Investors affected by the plan, mainly self-funded retirees focused on maximising after-tax income, may sell Rio Tinto, Wesfarmers and South32 in particular in favour of higher-yielding securities like hybrids, said Morgan Stanley’s head of wealth management research, Nathan Lim.

Based on Labor’s figure that it will claw back at least $5.6bn a year, and assuming a 3.95 per cent dividend yield for the S&P/ASX 300, franked at 57.5 per cent, Mr Lim said the value of shares and hybrid securities needed to generate such an amount of cash refund is well over $500bn.

“We are unable to verify the robustness of the ALP’s estimate, but on the surface we believe it is sufficient to say this policy change could affect a significant amount of capital.”

It comes after the Liberal Party leadership spill last month lifted the prospect of a Labor win.

“Of all Labor’s policies, the plan to limit dividend franking credits has generated significant investor attention,” Mr Lim said.

“To be clear, we do not forecast political outcomes, although we have observed that the incumbent Liberal-National Coalition has consistently trailed the ALP in the polls since the last election.”

The ALP has estimated that the current “flaw” in the franking system will cost the government up to $8bn a year, which is in their opinion unaffordable.

Initially set up to stop company profits from being taxed twice by the government — at the company level and again after shareholders receive their dividends — dividend imputation sees shareholders receive a credit as recognition that the company had already paid tax on the profits.

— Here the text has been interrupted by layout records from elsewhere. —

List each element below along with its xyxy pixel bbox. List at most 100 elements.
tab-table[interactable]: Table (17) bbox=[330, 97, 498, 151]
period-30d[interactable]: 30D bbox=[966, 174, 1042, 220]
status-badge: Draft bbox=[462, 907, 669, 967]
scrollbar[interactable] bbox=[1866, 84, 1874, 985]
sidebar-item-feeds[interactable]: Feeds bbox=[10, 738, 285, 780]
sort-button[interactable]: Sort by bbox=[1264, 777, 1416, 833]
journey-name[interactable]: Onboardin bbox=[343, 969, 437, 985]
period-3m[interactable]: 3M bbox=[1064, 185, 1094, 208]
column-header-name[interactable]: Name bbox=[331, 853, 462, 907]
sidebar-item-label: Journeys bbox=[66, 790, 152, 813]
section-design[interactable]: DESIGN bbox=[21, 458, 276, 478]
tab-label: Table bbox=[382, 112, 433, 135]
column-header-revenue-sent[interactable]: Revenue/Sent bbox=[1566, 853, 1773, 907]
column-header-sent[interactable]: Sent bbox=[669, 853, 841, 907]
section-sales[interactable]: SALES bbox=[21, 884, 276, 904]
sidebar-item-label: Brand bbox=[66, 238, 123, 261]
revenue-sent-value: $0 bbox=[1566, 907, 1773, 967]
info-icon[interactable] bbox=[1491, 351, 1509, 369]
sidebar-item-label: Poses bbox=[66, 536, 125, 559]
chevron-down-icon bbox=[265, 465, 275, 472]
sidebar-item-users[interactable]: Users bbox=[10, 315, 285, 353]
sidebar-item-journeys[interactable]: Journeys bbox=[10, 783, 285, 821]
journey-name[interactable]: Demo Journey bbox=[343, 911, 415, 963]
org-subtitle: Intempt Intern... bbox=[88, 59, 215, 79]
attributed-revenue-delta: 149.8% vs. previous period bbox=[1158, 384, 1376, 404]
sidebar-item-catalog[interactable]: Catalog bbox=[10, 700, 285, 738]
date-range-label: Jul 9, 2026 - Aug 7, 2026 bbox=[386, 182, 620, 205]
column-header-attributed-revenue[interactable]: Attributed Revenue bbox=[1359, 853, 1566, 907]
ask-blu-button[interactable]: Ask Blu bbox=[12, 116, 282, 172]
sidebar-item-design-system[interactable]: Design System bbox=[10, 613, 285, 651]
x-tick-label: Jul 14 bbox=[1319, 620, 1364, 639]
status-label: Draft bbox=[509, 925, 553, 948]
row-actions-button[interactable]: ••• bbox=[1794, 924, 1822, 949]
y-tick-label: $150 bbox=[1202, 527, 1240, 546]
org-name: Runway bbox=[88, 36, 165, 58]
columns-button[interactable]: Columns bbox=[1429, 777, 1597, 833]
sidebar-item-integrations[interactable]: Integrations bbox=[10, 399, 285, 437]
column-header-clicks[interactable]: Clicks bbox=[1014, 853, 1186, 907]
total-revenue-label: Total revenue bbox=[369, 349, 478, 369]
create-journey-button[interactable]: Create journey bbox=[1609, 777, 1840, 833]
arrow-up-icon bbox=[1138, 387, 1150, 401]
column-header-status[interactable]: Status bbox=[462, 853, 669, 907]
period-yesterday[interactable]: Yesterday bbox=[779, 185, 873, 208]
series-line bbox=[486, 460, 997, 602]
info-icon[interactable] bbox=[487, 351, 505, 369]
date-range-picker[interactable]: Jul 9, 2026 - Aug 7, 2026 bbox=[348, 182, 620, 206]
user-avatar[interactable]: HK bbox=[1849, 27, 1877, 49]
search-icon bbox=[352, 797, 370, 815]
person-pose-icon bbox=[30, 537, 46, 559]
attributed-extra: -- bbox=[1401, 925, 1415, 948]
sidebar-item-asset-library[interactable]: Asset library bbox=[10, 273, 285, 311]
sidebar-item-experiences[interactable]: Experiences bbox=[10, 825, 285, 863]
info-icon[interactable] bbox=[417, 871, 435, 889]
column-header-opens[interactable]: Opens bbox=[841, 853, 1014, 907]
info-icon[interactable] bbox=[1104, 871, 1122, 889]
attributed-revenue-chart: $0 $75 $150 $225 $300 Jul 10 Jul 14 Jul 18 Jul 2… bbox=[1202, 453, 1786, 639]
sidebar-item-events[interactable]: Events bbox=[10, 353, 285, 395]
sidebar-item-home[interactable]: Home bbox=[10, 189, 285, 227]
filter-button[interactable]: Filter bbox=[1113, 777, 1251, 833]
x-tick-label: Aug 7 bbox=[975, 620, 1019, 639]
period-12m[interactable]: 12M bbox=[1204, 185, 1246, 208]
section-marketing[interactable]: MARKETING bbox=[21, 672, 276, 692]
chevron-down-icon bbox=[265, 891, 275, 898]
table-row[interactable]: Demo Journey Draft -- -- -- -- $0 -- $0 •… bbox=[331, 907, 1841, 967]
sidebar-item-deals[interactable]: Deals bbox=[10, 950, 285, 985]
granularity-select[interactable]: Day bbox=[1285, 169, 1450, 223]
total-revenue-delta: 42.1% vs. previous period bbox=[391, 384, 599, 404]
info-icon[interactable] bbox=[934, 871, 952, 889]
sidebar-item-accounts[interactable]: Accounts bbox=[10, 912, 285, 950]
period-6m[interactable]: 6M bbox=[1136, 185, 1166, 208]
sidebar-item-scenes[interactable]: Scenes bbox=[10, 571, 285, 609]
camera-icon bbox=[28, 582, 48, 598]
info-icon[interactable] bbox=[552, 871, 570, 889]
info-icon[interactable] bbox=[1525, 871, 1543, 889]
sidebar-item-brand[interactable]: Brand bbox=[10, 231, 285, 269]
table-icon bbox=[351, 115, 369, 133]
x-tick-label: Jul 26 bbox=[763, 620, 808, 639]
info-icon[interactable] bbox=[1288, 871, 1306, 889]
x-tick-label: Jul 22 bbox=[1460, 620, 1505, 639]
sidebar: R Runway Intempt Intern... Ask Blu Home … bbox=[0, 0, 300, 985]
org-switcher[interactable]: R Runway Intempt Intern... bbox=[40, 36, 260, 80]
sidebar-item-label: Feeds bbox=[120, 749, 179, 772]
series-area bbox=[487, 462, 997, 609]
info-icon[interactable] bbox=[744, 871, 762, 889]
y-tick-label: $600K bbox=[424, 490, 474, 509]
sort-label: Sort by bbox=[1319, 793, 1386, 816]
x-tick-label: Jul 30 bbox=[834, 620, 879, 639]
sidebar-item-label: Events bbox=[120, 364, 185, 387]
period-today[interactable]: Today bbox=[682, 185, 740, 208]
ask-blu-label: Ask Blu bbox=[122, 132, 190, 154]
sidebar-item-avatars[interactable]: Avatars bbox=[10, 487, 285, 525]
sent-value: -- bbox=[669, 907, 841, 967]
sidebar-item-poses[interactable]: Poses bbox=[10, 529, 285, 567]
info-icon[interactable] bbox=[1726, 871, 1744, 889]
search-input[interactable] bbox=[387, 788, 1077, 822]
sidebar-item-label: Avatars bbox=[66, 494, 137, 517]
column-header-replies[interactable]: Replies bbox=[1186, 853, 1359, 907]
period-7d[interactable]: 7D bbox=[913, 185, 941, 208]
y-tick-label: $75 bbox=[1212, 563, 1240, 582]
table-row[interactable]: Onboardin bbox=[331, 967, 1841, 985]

Labor says an issue arises when a shareholder pays no tax and the credit goes from reducing personal tax to a situation where the shareholder receives cash back from the government.

It has proposed that franking credits be ineligible for refundable tax offsets beyond reducing tax obligations to zero, but given a social benefit, charities, not-for-profit institutions and pension recipients will be exempt, reducing the estimated clawback to between $5.6bn and $5.8bn annually by 2021.

While acknowledging Labor’s proposal — that franking credits be ineligible for a refundable tax offset beyond reducing a tax obligation to zero — will reduce “distortions” in the risk/return relationship between particular groups of shares that have seen some investors receiving “outsized benefits” for the level of risk they incur, Mr Lim said some investors would be confronted with a difficult choice: do nothing and accept lower income, or take more risk to generate more income.

For Australian resident investors who aren’t taxpayers and therefore receive cash back from the government as a refund under the current system, the fully-franked yield from shares in the major banks and Telstra will be “very difficult to replace” if Labor’s policy is implemented.

“If you hold bank shares and are likely to be affected by the proposed changes, even at higher risk levels, there is little that can be purchased to replace your lost cash benefits from franking.”

Mr Lim said investors facing this dilemma weren’t likely to sell their bank shares as the incremental risk to get the additional return was likely to be too uncomfortable.

“If you hold hybrids, REITs and bank shares can potentially replace your lost income but at the cost of taking on higher risk,” Mr Lim said. “We are uncertain how many investors would make this adjustment though, given many investors treat hybrids as part of their defensive positioning.”

A petition started by Wilson Asset Management in May to maintain the dividend imputation system has received more than 13,500 signatures. In a poll of 3000 Australians, WAM found 27.9 per cent plan to spend their financial assets to qualify for the age pension asset test.

“Extrapolating this to the Australian public, Labor’s $55.7bn savings estimate is overstated by $16bn without accounting for the additional pension costs,” the fund manager said.

It also found that 68.5 per cent of respondents earn $90,000 or less annually and 52.9 per cent would be forced to reduce their family’s living standard and quality of life in order to accommodate for the dividend imputation changes.